Looking ahead, Bain said Vaalco expects one Gabon partner lifting every other month through year-end and does not foresee another Gabon government lifting in 2026. He also said a Baobab lifting is likely around August.
Maxwell said the company is also evaluating seismic and exploration opportunities in Côte d'Ivoire and Gabon, while continuing work in Equatorial Guinea.
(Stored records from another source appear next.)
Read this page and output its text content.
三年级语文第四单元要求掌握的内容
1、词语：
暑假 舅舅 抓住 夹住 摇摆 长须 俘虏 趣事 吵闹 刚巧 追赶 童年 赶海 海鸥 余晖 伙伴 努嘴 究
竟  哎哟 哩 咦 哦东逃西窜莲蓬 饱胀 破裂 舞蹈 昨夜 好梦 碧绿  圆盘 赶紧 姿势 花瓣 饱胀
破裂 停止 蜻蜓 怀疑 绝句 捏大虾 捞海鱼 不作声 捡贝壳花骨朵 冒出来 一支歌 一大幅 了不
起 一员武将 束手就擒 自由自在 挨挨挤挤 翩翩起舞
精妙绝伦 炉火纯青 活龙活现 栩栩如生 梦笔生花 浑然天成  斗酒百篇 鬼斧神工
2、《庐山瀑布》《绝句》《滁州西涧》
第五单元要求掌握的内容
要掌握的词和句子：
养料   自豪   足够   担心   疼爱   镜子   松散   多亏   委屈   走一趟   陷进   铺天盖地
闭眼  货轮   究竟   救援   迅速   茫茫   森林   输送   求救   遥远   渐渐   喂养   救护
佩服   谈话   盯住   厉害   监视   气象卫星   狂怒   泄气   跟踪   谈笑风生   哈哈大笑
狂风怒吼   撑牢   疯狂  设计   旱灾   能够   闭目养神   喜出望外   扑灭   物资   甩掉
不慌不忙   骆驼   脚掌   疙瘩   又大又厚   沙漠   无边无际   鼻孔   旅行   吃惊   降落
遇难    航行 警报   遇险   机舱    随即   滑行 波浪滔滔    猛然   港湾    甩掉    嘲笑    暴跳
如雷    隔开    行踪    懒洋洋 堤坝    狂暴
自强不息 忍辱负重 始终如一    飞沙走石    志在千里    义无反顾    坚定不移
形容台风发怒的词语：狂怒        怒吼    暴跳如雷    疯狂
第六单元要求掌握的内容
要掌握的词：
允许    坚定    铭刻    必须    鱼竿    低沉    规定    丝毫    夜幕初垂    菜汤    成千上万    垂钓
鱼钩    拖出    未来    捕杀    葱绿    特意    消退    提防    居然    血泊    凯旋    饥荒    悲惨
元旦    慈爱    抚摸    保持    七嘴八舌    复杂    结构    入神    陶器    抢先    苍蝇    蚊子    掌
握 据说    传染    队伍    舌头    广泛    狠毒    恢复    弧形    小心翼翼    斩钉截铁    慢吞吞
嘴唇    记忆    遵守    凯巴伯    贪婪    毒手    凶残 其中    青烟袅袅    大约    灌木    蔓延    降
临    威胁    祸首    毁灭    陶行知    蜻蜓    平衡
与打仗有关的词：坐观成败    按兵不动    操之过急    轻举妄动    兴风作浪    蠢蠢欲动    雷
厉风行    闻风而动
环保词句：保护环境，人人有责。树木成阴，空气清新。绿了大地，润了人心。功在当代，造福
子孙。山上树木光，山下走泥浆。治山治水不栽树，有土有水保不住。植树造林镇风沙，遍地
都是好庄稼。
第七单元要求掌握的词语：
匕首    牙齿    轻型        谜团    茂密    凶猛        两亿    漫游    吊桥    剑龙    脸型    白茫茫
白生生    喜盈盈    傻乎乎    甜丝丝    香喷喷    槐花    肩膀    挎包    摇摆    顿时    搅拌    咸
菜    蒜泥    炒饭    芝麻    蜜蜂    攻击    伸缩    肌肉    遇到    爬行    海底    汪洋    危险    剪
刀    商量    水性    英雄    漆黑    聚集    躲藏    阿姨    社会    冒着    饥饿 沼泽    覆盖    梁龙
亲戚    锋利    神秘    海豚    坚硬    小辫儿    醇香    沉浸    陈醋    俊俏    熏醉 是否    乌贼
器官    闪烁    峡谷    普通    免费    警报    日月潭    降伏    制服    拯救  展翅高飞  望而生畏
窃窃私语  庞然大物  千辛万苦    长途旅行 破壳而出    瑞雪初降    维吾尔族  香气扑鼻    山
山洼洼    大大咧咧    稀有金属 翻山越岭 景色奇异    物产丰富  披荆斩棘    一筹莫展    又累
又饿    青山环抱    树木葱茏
He said Vaalco has completed an initial front-end engineering and design study for the Venus Block P development and is evaluating alternative technical solutions, with a final investment decision targeted in 2026.
“We’ve got a very, very busy year ahead,” Maxwell said in closing, adding that Vaalco expects ongoing projects to support “significant step ups in production” in early 2027.
About Vaalco Energy NYSE: EGY
Vaalco Energy, Inc is an independent energy company principally engaged in the exploration, development and production of crude oil and natural gas. Headquartered in Houston, Texas, Vaalco concentrates on offshore assets in West Africa, with a strategic emphasis on maintaining and optimizing cash-flow–generating properties. Founded in the mid-1980s, the company has built its reputation by focusing on high-impact drilling prospects and extending the productive life of its core fields through targeted infill wells and enhanced recovery techniques.
The company's primary producing asset is the Etame Marin block offshore Gabon, where Vaalco holds a majority interest and serves as operator.